Agreement and Plan of Reorganization and Merger regulatory
"transactions contemplated by the Agreement and Plan of Reorganization and Merger"
Exchange Ratio financial
"the right to receive 0.65 shares (the "Exchange Ratio") of CVBF's common stock"
The exchange ratio is the number used to decide how many shares of one company you get for each share you own in another company during a merger or acquisition. It’s like a recipe that tells you how to swap shares fairly, ensuring both companies’ values are balanced. This ratio matters because it determines how ownership divides between the companies' shareholders.
Merger Consideration financial
"without interest thereon (the "Merger Consideration")."
Merger consideration is the total payment a company or buyer offers to shareholders of a target company in exchange for combining the two businesses, and can include cash, shares in the surviving company, debt assumption, or a mix of these. Investors care because the form and amount affect the deal’s value, tax consequences, immediate cash received versus future ownership, and the risk and upside of holding new shares — similar to choosing between cash now or stock that could grow later.
restricted stock award financial
"each outstanding restricted stock award granted under any Company stock plan accelerated"
A restricted stock award is company shares given to an employee or executive that cannot be sold or fully owned until certain conditions—like staying with the company for a set time or hitting performance targets—are met. Think of it as a gift that only becomes yours after you fulfill specific obligations; for investors, these awards matter because they can increase the total shares outstanding when they vest, reveal how management is being paid and motivated, and create potential selling pressure when restrictions lift.
FAQ
What insider transaction did HTBK director Julianne M. Biagini Komas report?

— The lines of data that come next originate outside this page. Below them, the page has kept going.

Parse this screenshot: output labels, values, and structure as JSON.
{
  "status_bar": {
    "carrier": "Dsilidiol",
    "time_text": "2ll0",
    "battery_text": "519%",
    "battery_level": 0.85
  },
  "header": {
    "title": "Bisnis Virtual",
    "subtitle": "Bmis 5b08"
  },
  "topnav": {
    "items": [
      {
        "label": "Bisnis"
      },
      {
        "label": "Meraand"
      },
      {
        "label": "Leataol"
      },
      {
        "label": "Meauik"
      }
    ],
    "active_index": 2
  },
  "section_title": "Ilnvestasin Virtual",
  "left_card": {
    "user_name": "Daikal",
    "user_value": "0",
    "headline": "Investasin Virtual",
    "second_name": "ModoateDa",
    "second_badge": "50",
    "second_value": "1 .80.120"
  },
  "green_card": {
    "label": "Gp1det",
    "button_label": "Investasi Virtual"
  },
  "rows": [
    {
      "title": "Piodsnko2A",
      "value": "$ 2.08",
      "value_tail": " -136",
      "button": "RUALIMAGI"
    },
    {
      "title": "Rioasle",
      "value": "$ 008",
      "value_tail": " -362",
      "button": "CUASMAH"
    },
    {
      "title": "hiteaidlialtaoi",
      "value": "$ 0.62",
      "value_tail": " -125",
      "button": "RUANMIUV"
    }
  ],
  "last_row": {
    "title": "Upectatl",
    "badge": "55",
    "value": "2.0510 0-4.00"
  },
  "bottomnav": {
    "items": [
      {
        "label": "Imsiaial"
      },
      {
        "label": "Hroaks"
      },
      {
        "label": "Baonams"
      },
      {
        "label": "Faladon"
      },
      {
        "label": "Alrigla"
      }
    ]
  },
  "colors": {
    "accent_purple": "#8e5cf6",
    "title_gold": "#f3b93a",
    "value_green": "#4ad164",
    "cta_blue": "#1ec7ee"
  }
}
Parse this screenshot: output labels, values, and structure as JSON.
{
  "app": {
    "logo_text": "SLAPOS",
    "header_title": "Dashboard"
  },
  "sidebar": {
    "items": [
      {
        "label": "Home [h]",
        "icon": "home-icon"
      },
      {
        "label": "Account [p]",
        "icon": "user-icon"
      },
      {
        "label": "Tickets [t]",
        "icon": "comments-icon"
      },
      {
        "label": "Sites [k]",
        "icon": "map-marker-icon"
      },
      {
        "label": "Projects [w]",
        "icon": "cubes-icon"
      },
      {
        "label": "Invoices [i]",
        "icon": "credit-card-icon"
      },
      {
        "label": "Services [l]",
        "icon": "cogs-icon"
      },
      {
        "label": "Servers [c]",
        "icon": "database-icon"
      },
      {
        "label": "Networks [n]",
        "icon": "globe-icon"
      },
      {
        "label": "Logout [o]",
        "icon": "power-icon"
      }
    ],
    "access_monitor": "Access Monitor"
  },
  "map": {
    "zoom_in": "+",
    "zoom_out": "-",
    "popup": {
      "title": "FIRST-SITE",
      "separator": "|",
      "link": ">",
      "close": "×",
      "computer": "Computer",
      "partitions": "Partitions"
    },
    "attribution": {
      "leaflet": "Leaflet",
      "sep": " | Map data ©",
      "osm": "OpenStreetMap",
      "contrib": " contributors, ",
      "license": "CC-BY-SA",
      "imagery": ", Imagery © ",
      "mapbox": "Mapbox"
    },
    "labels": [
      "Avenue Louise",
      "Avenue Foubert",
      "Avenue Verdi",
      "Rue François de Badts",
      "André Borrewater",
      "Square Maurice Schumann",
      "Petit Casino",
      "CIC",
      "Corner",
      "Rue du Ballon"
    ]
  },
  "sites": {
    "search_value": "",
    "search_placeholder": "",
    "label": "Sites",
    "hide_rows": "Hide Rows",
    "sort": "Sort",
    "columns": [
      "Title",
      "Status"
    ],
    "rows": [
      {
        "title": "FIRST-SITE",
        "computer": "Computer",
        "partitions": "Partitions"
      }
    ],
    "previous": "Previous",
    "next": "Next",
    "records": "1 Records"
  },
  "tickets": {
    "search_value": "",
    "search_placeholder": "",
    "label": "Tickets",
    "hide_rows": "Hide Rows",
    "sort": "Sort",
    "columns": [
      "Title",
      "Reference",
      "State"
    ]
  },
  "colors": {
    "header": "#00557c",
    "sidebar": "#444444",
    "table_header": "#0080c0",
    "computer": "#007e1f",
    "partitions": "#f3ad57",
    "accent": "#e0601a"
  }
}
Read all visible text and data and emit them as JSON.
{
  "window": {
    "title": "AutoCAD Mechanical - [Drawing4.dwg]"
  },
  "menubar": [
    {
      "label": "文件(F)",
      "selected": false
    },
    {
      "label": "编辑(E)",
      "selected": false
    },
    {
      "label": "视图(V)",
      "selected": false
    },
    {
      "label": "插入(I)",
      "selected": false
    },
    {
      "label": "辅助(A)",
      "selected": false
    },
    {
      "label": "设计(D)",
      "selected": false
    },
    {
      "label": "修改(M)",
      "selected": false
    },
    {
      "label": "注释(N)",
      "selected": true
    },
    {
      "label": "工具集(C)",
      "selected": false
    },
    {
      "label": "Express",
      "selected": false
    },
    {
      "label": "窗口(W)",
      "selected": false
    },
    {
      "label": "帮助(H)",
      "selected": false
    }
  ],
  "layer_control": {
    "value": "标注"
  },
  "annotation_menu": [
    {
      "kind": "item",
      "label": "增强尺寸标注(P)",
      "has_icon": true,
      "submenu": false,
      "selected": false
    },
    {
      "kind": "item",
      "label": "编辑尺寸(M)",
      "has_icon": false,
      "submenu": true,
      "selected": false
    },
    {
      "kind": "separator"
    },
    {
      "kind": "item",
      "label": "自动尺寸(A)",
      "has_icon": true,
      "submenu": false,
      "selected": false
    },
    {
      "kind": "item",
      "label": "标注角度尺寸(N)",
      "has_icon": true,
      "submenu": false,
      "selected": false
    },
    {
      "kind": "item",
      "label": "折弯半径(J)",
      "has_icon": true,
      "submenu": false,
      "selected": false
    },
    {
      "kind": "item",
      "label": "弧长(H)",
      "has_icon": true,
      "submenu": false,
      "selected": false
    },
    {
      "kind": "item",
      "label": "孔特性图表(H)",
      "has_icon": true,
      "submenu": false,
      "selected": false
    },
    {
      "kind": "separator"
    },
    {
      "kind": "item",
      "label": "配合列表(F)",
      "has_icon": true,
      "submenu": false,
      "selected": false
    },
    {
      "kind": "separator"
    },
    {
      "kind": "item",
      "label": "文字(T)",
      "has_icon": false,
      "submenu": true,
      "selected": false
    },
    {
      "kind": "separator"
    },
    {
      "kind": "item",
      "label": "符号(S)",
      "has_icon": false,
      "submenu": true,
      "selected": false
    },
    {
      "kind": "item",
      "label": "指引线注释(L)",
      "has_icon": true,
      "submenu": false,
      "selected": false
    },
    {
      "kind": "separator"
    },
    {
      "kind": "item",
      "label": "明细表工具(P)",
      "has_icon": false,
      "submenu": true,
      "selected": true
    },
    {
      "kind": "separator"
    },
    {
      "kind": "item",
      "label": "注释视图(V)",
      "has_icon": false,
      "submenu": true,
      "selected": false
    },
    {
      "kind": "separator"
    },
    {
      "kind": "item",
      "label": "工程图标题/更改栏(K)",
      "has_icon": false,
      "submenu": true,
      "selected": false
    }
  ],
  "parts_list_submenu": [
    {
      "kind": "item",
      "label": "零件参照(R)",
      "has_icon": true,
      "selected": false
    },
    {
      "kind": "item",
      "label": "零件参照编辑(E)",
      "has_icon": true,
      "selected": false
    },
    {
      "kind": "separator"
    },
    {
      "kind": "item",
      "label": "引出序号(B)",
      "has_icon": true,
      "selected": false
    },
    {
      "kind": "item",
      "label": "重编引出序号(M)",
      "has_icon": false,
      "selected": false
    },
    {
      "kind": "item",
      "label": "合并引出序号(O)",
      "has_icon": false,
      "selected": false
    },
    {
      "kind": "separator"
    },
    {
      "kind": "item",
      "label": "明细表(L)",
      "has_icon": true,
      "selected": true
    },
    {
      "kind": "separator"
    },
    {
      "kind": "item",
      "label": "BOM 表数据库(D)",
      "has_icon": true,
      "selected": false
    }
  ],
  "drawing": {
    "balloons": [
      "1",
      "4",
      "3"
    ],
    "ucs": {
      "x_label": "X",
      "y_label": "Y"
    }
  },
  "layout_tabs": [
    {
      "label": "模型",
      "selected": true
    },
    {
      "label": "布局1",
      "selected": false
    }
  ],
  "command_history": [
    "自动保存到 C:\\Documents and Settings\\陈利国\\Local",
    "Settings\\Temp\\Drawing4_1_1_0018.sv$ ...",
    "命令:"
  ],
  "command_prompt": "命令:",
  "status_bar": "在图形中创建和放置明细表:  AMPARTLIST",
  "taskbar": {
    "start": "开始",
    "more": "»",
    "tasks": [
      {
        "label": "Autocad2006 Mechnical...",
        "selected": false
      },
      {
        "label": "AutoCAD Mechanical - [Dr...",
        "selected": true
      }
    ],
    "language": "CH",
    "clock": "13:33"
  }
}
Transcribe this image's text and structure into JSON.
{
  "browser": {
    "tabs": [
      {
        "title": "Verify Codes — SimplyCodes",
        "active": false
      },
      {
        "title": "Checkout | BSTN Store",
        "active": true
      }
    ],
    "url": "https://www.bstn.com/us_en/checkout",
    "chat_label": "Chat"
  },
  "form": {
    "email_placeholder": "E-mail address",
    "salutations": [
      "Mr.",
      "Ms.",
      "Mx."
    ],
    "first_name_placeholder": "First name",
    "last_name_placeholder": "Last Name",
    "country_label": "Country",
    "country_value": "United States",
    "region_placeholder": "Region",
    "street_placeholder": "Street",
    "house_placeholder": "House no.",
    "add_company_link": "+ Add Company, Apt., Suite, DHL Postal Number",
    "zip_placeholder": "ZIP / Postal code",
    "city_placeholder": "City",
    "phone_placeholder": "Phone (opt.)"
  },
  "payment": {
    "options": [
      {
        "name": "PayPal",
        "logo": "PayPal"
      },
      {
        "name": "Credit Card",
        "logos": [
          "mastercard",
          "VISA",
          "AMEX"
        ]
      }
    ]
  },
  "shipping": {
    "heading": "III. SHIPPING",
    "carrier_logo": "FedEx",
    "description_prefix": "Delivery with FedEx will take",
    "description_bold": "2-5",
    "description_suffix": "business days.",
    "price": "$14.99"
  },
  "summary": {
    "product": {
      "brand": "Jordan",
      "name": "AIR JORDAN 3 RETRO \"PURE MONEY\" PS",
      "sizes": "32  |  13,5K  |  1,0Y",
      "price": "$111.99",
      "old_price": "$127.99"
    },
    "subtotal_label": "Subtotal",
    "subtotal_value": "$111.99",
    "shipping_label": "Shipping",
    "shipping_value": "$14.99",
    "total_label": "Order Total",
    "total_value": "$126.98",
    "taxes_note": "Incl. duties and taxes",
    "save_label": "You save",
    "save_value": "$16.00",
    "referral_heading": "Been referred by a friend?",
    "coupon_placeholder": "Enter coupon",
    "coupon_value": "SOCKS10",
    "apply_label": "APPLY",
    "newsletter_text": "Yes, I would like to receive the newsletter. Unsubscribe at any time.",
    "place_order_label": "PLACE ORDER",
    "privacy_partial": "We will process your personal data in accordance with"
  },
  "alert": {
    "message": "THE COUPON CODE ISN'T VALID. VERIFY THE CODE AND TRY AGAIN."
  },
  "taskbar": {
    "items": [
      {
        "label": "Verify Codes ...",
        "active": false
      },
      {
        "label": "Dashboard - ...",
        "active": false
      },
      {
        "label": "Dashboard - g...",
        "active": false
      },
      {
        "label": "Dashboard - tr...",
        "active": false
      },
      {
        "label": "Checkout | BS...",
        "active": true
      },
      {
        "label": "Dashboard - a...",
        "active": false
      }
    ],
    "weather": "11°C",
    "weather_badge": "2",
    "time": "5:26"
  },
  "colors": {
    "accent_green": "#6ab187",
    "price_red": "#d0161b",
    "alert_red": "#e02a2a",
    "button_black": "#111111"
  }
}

She reported a disposition of 68,194 shares of Heritage Commerce common stock to the issuer. The shares were canceled at the merger effective time and converted into the right to receive CVB Financial Corp. common stock at a 0.65 exchange ratio.
What happened to outstanding restricted stock awards of HTBK in the merger?
At the effective time, all outstanding restricted stock awards under Heritage Commerce Corp stock plans accelerated in full. These awards were then converted into, and exchanged for, the same merger consideration as common shares, namely the right to receive CVB Financial Corp common stock.
What does the Form 4 transaction code D mean for this HTBK filing?
Transaction code D indicates a disposition to the issuer. In this case, the director’s 68,194 Heritage Commerce common shares were canceled at the merger closing and converted into the right to receive CVB Financial Corp shares, rather than being sold on the open market.